En droit français, l’ancien article 275 devenu l’article 274 du Code civil permet l’attribution forcée d’un bien propre à titre de prestation compensatoire ainsi que la possibilité pour le juge d’ordonner le versement de cette compensation par la cession forcée de droits de propriété du débiteur. La CEDH admet, ici, que cette ingérence est intervenue pour cause d’utilité publique. Par la suite, elle constate que face à la disparité dans les conditions de vie des ex-époux créée par la rupture du mariage, les juges français « ont interprété la loi interne comme les autorisant à faire usage de la cession forcée d’un bien du requérant comme modalité de versement de la prestation compensatoire, sans avoir à tenir compte de l’importance de son patrimoine, ni de sa volonté de proposer d’autres biens à titre de versement ». Selon la CEDH, « le but légitime poursuivi par la loi pouvait être atteint sans avoir besoin de recourir à l’attribution forcée d’une maison lui appartenant ».

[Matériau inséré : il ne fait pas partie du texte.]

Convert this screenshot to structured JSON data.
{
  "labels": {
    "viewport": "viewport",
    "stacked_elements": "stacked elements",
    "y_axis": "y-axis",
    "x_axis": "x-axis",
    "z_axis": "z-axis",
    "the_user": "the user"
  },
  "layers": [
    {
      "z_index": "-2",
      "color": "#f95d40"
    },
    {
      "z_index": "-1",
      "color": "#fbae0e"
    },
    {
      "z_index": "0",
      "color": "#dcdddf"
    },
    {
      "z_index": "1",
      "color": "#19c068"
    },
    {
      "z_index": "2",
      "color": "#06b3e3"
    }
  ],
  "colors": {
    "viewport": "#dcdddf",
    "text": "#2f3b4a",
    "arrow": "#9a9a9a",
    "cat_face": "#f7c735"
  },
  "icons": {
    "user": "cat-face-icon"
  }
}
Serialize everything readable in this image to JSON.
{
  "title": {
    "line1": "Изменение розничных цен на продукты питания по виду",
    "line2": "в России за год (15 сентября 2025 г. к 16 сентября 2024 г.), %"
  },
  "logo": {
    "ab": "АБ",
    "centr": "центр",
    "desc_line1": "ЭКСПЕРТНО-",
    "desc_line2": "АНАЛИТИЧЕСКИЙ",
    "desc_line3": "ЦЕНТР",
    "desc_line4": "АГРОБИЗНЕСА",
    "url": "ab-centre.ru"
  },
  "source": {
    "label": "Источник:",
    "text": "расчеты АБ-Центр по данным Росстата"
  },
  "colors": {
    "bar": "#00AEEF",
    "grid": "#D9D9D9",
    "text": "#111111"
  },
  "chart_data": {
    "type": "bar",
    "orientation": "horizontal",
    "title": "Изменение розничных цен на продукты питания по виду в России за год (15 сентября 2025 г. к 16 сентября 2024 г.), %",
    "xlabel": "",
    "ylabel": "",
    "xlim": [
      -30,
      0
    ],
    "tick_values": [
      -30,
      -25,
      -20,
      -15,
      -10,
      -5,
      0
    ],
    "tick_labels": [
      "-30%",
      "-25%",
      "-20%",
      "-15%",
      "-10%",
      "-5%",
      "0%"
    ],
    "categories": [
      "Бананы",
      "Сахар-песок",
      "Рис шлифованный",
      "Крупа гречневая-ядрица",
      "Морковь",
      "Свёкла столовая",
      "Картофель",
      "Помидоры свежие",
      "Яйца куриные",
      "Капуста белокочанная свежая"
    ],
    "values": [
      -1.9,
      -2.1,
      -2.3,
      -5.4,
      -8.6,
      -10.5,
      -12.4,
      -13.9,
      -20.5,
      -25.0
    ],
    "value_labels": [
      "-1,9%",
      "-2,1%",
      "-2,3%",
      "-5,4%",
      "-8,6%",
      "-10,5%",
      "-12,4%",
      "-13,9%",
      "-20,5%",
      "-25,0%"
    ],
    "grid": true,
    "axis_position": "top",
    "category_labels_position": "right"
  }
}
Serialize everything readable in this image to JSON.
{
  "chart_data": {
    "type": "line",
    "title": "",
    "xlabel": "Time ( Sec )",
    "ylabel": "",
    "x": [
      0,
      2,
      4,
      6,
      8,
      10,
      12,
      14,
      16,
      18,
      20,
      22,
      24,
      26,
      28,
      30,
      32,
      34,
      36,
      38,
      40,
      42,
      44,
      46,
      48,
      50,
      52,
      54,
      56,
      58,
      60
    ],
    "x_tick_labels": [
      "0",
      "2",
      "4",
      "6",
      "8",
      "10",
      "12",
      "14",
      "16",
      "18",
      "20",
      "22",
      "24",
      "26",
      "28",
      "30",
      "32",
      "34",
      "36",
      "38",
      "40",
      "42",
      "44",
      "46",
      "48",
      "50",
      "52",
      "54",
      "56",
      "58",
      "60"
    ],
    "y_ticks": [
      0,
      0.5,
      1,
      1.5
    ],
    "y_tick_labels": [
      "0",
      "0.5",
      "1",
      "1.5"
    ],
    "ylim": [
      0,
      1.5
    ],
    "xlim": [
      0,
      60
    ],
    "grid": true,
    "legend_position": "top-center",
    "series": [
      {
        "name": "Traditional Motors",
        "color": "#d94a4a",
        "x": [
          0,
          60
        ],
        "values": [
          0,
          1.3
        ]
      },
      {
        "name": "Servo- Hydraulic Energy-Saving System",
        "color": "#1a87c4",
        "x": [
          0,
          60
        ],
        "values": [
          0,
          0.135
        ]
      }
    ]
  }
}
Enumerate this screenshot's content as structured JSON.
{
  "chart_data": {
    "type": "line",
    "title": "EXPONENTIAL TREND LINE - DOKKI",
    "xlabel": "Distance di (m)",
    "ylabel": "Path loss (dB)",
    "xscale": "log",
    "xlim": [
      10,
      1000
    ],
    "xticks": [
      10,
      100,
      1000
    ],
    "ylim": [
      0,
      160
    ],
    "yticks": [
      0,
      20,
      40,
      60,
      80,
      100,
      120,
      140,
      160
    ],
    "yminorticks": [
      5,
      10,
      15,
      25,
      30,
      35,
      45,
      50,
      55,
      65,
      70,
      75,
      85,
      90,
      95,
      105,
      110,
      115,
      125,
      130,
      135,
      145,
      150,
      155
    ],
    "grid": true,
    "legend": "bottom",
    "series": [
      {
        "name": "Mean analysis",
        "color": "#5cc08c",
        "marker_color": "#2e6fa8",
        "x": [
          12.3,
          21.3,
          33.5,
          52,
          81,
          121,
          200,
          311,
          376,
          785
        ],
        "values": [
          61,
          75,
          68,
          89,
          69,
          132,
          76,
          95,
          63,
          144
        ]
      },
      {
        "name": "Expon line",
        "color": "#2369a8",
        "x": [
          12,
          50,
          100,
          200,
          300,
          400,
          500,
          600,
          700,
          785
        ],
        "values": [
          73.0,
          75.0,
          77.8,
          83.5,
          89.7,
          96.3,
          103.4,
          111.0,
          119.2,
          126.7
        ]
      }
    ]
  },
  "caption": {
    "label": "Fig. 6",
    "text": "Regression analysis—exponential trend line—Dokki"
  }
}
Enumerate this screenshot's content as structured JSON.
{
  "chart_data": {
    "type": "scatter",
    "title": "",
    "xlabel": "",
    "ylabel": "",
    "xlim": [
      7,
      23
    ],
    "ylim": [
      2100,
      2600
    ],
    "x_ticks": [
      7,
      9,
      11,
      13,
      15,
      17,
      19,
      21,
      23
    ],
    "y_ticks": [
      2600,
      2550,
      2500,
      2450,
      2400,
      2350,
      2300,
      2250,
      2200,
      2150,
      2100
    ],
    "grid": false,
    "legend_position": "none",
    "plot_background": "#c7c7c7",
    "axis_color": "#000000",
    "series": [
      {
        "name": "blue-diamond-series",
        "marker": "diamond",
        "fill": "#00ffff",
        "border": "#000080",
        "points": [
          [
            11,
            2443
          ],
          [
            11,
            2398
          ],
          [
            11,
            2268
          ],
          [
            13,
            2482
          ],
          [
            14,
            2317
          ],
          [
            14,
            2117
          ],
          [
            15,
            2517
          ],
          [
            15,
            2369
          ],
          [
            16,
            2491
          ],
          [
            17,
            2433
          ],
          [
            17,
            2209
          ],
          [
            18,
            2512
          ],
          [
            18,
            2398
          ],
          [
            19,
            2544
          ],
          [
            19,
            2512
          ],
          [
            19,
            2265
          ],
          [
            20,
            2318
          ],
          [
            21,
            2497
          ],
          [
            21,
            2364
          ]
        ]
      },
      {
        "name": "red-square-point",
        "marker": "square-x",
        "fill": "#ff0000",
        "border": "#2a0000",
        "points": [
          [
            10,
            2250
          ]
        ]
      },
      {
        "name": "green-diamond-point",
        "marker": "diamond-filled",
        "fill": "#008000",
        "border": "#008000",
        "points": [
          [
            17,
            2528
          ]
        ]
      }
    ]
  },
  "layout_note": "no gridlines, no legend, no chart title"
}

Ainsi, la Cour estime qu’il y a eu « rupture du juste équilibre entre les exigences de l’intérêt général de la communauté et les impératifs de la sauvegarde des droits fondamentaux de l’individu » ; que le requérant a supporté « une charge spéciale et exorbitante que seule aurait pu rendre légitime la possibilité de s’acquitter de sa dette par un autre moyen mis à sa disposition par la loi, à savoir le versement d’une somme d’argent ou le transfert de ses droits de propriété sur un ou plusieurs autres biens ». La CEDH condamne en conséquence la France à verser au requérant la somme de 10 000 euros pour dommage moral et celle de 1 1672 euros pour couvrir les frais de procédure (CEDH, 10 juillet 2014, aff. 4944/11, Milhau c/France).